我们应该从惨痛的教训中吸取的一件事，就是通用方法的表现，在算力逐渐增强时会变的越来越强大。可以在这种膨胀的算力中获益的两个通用方法就是搜索与学习。

The second general point to be learned from the bitter lesson is that the actual contents of minds are tremendously, irredeemably complex; we should stop trying to find simple ways to think about the contents of minds, such as simple ways to think about space, objects, multiple agents, or symmetries.
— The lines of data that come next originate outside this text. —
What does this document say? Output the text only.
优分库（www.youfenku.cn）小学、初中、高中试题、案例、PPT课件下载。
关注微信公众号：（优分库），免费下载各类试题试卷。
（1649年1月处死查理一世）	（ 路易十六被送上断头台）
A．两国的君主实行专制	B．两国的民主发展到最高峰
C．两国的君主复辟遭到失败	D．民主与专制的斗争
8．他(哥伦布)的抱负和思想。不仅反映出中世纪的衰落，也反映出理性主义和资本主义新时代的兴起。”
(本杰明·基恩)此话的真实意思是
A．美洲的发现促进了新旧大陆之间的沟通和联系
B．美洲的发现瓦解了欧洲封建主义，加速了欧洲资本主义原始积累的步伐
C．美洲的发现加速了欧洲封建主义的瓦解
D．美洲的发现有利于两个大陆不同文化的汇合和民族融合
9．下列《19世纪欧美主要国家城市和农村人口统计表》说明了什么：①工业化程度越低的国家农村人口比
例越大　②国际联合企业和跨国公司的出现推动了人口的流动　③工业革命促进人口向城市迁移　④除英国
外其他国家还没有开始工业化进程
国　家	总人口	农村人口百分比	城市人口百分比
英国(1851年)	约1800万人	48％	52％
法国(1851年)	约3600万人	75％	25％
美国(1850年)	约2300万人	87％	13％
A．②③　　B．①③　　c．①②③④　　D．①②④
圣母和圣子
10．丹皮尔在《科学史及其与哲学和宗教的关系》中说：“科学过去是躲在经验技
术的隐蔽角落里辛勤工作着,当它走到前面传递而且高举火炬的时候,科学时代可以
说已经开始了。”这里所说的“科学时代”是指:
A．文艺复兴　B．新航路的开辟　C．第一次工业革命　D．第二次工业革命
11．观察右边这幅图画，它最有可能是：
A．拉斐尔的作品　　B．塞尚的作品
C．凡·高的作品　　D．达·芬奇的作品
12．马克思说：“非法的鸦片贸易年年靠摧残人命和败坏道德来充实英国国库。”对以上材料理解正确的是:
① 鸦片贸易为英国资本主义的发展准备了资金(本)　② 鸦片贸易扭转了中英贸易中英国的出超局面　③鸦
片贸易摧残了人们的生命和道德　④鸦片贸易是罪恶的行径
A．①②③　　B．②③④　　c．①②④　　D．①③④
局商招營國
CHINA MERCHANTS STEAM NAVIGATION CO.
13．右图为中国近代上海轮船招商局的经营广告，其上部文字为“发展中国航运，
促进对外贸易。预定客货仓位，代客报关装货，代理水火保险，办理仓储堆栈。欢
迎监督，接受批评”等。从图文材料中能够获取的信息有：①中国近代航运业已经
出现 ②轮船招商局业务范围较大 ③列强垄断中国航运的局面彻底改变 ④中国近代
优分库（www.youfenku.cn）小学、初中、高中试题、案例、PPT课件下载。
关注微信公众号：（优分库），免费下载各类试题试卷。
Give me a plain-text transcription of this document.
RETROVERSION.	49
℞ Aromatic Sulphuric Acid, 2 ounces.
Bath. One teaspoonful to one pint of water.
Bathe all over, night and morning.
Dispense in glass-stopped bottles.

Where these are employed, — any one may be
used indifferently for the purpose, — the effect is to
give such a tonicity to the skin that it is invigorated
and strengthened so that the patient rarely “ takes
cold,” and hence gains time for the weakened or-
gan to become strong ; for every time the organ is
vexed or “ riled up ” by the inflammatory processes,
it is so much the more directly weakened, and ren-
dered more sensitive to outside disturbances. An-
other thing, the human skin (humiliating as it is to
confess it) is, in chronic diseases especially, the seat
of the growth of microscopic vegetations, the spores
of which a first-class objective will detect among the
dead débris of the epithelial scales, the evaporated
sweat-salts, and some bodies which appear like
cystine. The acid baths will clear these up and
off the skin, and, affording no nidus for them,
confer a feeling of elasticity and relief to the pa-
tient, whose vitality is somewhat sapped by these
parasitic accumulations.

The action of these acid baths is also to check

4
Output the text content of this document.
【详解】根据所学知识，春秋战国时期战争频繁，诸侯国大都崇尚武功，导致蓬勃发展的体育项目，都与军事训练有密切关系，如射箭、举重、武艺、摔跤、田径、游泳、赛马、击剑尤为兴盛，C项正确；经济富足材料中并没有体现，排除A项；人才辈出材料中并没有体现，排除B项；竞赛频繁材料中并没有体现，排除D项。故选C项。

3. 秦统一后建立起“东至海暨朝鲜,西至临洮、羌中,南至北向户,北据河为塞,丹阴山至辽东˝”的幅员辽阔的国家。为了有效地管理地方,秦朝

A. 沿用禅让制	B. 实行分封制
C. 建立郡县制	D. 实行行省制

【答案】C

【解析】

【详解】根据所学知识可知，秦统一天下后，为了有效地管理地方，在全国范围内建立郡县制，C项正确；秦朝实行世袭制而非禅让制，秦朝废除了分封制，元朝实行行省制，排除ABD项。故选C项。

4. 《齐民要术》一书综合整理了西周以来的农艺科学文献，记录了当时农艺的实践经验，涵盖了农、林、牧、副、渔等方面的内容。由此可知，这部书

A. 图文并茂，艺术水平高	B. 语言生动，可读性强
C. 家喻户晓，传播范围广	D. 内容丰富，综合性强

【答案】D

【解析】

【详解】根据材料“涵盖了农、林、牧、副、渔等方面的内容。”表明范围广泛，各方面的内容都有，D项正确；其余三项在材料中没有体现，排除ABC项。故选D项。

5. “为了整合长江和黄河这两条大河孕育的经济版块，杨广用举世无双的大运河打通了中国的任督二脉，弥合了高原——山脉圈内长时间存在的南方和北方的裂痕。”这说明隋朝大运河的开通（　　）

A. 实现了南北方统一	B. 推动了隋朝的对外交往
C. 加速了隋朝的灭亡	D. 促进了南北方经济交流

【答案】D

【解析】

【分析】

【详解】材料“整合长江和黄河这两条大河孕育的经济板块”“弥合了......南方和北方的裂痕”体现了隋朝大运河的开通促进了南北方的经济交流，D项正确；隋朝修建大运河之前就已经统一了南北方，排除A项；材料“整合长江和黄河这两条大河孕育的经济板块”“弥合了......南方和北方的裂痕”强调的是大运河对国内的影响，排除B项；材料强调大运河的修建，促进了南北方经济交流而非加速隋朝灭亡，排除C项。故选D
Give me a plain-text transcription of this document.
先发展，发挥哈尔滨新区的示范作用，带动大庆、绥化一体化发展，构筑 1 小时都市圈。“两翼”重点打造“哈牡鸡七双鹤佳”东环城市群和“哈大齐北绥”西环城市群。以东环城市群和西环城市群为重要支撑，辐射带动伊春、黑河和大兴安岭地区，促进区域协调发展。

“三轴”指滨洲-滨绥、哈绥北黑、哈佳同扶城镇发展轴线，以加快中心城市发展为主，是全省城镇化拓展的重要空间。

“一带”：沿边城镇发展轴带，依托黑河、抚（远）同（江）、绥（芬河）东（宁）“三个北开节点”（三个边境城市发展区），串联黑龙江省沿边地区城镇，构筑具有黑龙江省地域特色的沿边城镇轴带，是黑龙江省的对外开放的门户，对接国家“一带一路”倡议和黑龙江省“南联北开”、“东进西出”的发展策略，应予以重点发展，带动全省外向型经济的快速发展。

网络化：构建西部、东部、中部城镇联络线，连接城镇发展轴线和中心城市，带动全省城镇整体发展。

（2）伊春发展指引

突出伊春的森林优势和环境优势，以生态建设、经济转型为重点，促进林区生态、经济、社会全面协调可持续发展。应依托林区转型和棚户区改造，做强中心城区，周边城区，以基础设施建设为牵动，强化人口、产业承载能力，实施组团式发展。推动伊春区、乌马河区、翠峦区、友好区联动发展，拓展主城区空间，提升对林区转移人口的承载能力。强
All these are part of the arbitrary, intrinsically-complex, outside world. They are not what should be built in, as their complexity is endless; instead we should build in only the meta-methods that can find and capture this arbitrary complexity. Essential to these methods is that they can find good approximations, but the search for them should be by our methods, not by us. We want AI agents that can discover like we can, not which contain what we have discovered. Building in our discoveries only makes it harder to see how the discovering process can be done.
我们可以从惨痛的教训中吸取的第二个普遍观点是，人类思想的实际内容极其复杂，超乎我们所有人的想象；【虽然复杂，但是因果推断类的研究还是有一定的价值，因为这是强人工智能一定会经过的一步。目前来看因果推断不太能通过海量数据的学习来得到】我们应该停止尝试寻找简单的方法来模拟我们人类的思考，例如我们在思考空间、物体、多重主体或对称性时使用的简单方法。所有这些都是任意的、本质上复杂的外部世界的一部分。它们不该被内置与模型中，因为它们的复杂性是无穷无尽的；相反，我们应该只构建能够发现和捕获这种任意复杂性的元方法。这些方法的本质是它们可以找到很好的近似值，但是对它们的搜索应该是通过我们的模型，而不是我们自己。我们希望AI模型能够像我们一样认知世界，而不是将我们认知的内容强加于它。将模型建立在我们的认知中只会让我们更难分析整个认知过程是如何完成的。